Tweetalige printerversie Eentalige printerversie

Schriftelijke vraag nr. 5-802

van Bart Laeremans (Vlaams Belang) d.d. 29 december 2010

aan de vice-eersteminister en minister van Buitenlandse Zaken en Institutionele Hervormingen

Europese Unie - Dienst voor buitenlandse betrekkingen - Oprichting - Effect op de Federale Overheidsdienst Buitenlandse Zaken

ambtenaar
ministerie
Europese Dienst voor extern optreden
taalgebruik

Chronologie

29/12/2010Verzending vraag
24/2/2011Antwoord

Vraag nr. 5-802 d.d. 29 december 2010 : (Vraag gesteld in het Nederlands)
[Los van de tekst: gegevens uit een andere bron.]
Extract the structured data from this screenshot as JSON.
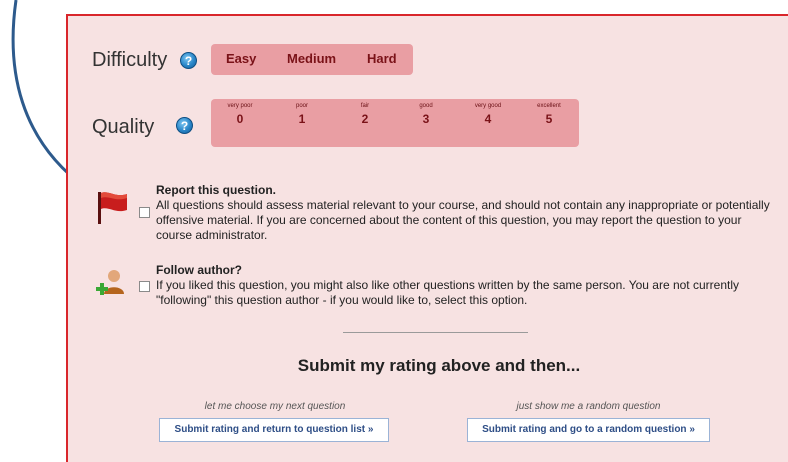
{
  "difficulty": {
    "label": "Difficulty",
    "help_icon": "?",
    "options": [
      "Easy",
      "Medium",
      "Hard"
    ]
  },
  "quality": {
    "label": "Quality",
    "help_icon": "?",
    "options": [
      {
        "desc": "very poor",
        "value": "0"
      },
      {
        "desc": "poor",
        "value": "1"
      },
      {
        "desc": "fair",
        "value": "2"
      },
      {
        "desc": "good",
        "value": "3"
      },
      {
        "desc": "very good",
        "value": "4"
      },
      {
        "desc": "excellent",
        "value": "5"
      }
    ]
  },
  "report": {
    "title": "Report this question.",
    "text": "All questions should assess material relevant to your course, and should not contain any inappropriate or potentially offensive material. If you are concerned about the content of this question, you may report the question to your course administrator.",
    "icon": "flag-icon"
  },
  "follow": {
    "title": "Follow author?",
    "text": "If you liked this question, you might also like other questions written by the same person. You are not currently \"following\" this question author - if you would like to, select this option.",
    "icon": "add-user-icon"
  },
  "submit": {
    "heading": "Submit my rating above and then...",
    "left_caption": "let me choose my next question",
    "left_button": "Submit rating and return to question list »",
    "right_caption": "just show me a random question",
    "right_button": "Submit rating and go to a random question »"
  },
  "colors": {
    "panel_border": "#d9262b",
    "panel_bg": "#f7e2e2",
    "pill_bg": "#e99ea3",
    "arrow": "#2d5a8c"
  }
}
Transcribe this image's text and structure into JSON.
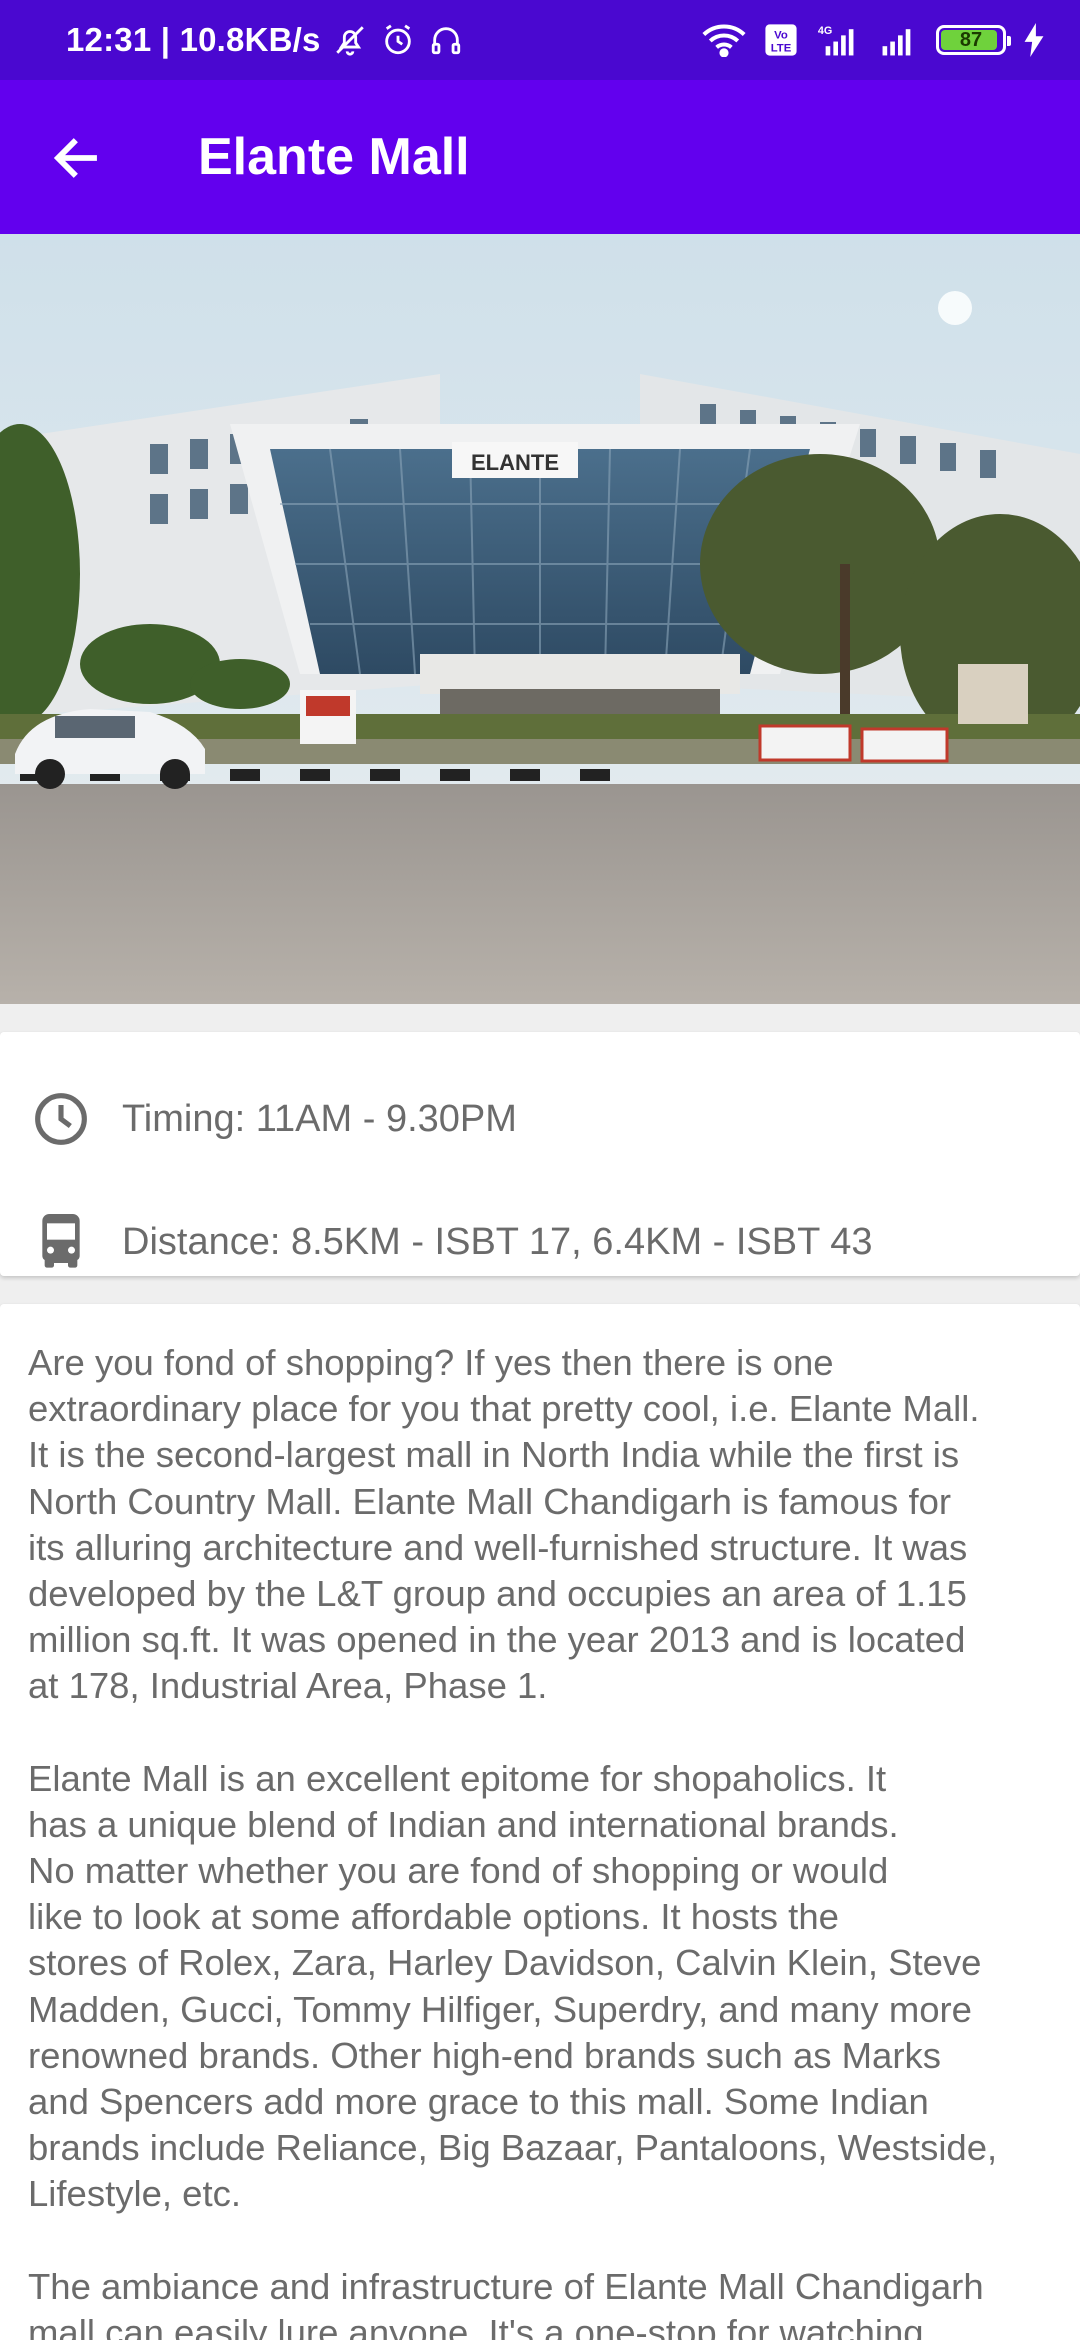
{
  "status_bar": {
    "time_speed": "12:31 | 10.8KB/s",
    "battery_level": "87",
    "network_label_volte": "Vo LTE",
    "network_label_4g": "4G"
  },
  "app_bar": {
    "title": "Elante Mall"
  },
  "hero": {
    "sign_text": "ELANTE"
  },
  "info": {
    "timing": "Timing: 11AM - 9.30PM",
    "distance": "Distance: 8.5KM - ISBT 17, 6.4KM - ISBT 43"
  },
  "description": {
    "p1": "Are you fond of shopping? If yes then there is one\nextraordinary place for you that pretty cool, i.e. Elante Mall.\nIt is the second-largest mall in North India while the first is\nNorth Country Mall. Elante Mall Chandigarh is famous for\nits alluring architecture and well-furnished structure. It was\ndeveloped by the L&T group and occupies an area of 1.15\nmillion sq.ft. It was opened in the year 2013 and is located\nat 178, Industrial Area, Phase 1.",
    "p2": "Elante Mall is an excellent epitome for shopaholics. It\nhas a unique blend of Indian and international brands.\nNo matter whether you are fond of shopping or would\nlike to look at some affordable options. It hosts the\nstores of Rolex, Zara, Harley Davidson, Calvin Klein, Steve\nMadden, Gucci, Tommy Hilfiger, Superdry, and many more\nrenowned brands. Other high-end brands such as Marks\nand Spencers add more grace to this mall. Some Indian\nbrands include Reliance, Big Bazaar, Pantaloons, Westside,\nLifestyle, etc.",
    "p3": "The ambiance and infrastructure of Elante Mall Chandigarh\nmall can easily lure anyone. It's a one-stop for watching"
  },
  "colors": {
    "status_bar": "#4a08d0",
    "app_bar": "#6200ee",
    "body_text": "#6b6b6b",
    "background": "#efefef"
  },
  "icons": {
    "back": "arrow-back-icon",
    "timing": "clock-icon",
    "distance": "bus-icon"
  }
}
De Europese Unie (EU) richt een uitgebreide dienst in voor de buitenlandse betrekkingen. Dat moet de lidstaten toelaten de eigen ministeries voor buitenlandse zaken te verminderen.

Graag kreeg ik een antwoord op de volgende vragen:

1. Hoeveel personeel heeft het departement van de minister nu in dienst, respectievelijk in de centrale en in de buitenlandse diensten? Met hoeveel personeel kan België voort na de oprichting van de EU-dienst?

2. Hoeveel wordt daarmede bespaard op de federale begroting?

3. Welke talen moeten de kandidaten voor die EU-dienst kennen? Komt het Nederlands daarvoor ook in aanmerking?

Antwoord ontvangen op 24 februari 2011 :

1. De Federale Overheidsdienst (FOD) Buitenlandse Zaken, Buitenlandse Handel en Ontwikkelingssamenwerking had 3 376 personen in dienst eind december 2010: Hoofdbestuur (1 150) en buitendiensten (2 226). De buitendiensten omvatten diplomaten (433), consuls (152), attachés internationale samenwerking (69), uitgezonden contractuele medewerkers (160) en lokaal aangeworven contractuelen in het buitenland (1 412).

Hier dient opgemerkt dat een aantal personeelsleden op het Hoofdbestuur deeltijds werken. Dat is ook het geval onder de lokaal in het buitenland aangeworven contractuele medewerkers.

Het is in dit stadium van oprichting van de Europese Dienst voor Extern Optreden (EDEO) te vroeg om met juistheid te zeggen hoeveel Belgische ambtenaren van de buitendiensten door de diensten van mevrouw Ashton zullen worden aangetrokken. Wel is het zo dat de EDEO zijn personeel niet enkel samenstelt uit diplomaten komende uit de nationale diplomatieke diensten, maar ook uit personeel afkomstig uit de Europese Commissie en de Europese Raad. Ik ga ervan uit dat België uiteindelijk slechts een beperkt aantal diplomaten zal leveren.

Ik moge het geachte lid erop wijzen dat onze diplomaten die een opdracht aanvaarden in de EDEO van mevrouw Ashton slechts tijdelijk afwezig zullen zijn voor een opdracht van internationale aard en bijgevolg deel blijven uitmaken – zonder financiële lasten weliswaar – van het personeelsbestand van mijn diensten.

Momenteel zijn drie diplomaten van mijn diensten geselecteerd voor de EDEO, waarvan twee hun functies hebben opgenomen in januari 2011.

2. Aangezien het aantal Belgische diplomaten dat uiteindelijk geselecteerd zal worden door de EDEO niet gekend is, kan ik onmogelijk meedelen hoeveel besparing dit tijdelijk betekent voor de federale begroting.

3. Voor de vacatures bij de Europese Dienst voor Extern Optreden wordt per functie in de functieomschrijving beschreven in welke talen de kandidaat moet kunnen werken. Concreet wordt in de functiebeschrijvingen gevraagd dat wie zich kandidaat stelt kan werken in de talen van het Gemeenschappelijk Buitenlands en Veiligheidsbeleid en van externe betrekkingen noodzakelijk voor het uitoefenen van de functie. Kennis van een andere EU-taal (zoals Nederlands) is ook een troef. Er wordt ook per post gepreciseerd of de kennis van de plaatselijke taal een noodzaak of een troef is en voor bepaalde functies is ook de kennis van een andere VN-werktaal een troef.